Impact du stress post-traumatique parental sur la santé mentale des enfants
Une étude ukrainienne relayée par LIGA.net rappelle une évidence que nous, cliniciens, voyons chaque semaine en cabinet: le trouble de stress post-traumatique parental n'épargne pas les enfants.
Alban Pelloutier, Psychologue clinicien et superviseur·mis à jour 27 août 2026

Ce n'est pas une révélation — c'est une confirmation qui mérite d'être prise au sérieux, sans embellissement.
Ce que dit — et ne dit pas — l'étude
Le titre publié par le média ukrainien est sans ambiguïté: le PTSD des parents pèse sur la santé mentale de leurs enfants. À ce stade, LIGA.net ne fournit ni chiffres, ni méthodologie, ni noms de chercheurs dans son fil d'actualité. Nous ne prétendrons donc pas vous livrer un pourcentage de risque, une tranche d'âge précise ou un protocole validé. Ce que nous pouvons nommer, en revanche, c'est ce que cette annonce confirme: la souffrance traumatique ne reste pas confinée à celui qui l'a vécue.
Pourquoi cette annonce concerne votre démarche de soin
Un parent suivi pour PTSD n'est pas seulement un patient individuel: son état psychique structure le climat émotionnel dans lequel grandit un enfant. Nous voyons régulièrement en consultation des adultes qui, sans avoir vécu d'événement traumatique direct, portent les marques non élaborées de la guerre, de l'exil ou de la violence traversée par leurs parents. L'étude ukrainienne documente cette transmission à grande échelle, dans un contexte que nos patients russophones et franco-russes connaissent souvent de l'intérieur.

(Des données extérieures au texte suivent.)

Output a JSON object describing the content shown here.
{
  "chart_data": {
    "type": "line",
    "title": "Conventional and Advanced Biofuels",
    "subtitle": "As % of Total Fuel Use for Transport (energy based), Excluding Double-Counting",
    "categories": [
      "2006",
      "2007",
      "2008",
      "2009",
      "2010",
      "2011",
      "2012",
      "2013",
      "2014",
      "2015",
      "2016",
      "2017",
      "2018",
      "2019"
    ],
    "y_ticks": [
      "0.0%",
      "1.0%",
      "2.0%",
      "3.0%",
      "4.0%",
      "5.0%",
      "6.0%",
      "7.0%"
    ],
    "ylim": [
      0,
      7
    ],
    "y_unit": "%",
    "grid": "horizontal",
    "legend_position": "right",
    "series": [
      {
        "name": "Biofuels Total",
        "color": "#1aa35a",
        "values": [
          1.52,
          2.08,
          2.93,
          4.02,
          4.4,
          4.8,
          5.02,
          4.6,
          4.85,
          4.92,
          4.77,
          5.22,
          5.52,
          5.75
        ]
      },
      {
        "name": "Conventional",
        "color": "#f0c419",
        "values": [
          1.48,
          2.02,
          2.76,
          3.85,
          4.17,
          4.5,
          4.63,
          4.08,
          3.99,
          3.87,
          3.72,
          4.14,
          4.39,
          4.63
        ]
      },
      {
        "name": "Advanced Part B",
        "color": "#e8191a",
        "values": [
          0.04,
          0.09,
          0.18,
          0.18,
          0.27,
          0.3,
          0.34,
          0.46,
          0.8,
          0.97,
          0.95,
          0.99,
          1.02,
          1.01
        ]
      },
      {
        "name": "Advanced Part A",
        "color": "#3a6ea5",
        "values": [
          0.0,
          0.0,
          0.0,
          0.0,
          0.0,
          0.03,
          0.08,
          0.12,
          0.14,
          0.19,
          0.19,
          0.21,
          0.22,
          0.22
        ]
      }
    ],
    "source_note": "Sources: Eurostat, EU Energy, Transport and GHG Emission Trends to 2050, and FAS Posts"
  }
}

Nombre d'entre eux arrivent avec une histoire familiale marquée par un trauma collectif — soviétique, post-soviétique ou plus récent — dont les effets se manifestent parfois des décennies plus tard, y compris chez des enfants nés bien après les événements.
Une tribune publiée cette semaine dans le New York Amsterdam News attire l'attention sur un piège clinique fréquent: confondre la maîtrise d'une langue avec la compréhension d'une culture. L'autrice y rappelle un chiffre du U.S. Department of Health and Human Services: les adultes hispaniques et latinos étaient 28 % moins susceptibles que l'ensemble des adultes américains de recevoir un traitement en santé mentale en 2024. La barrière à l'accès n'est pas seulement linguistique — elle touche aussi à la manière dont la souffrance psychique est nommée, reconnue et autorisée dans l'entourage du patient. Nous, cliniciens, devons donc poser les bonnes questions plutôt que supposer que nous comprenons. Quel rôle joue la famille dans votre vie? Comment nommez-vous ce qui vous fait souffrir? L'idée de consulter est-elle acceptable dans votre entourage, ou vue comme une faiblesse? Ces questions, adressées dans la tribune à la communauté latino-américaine new-yorkaise, valent intégralement pour vous.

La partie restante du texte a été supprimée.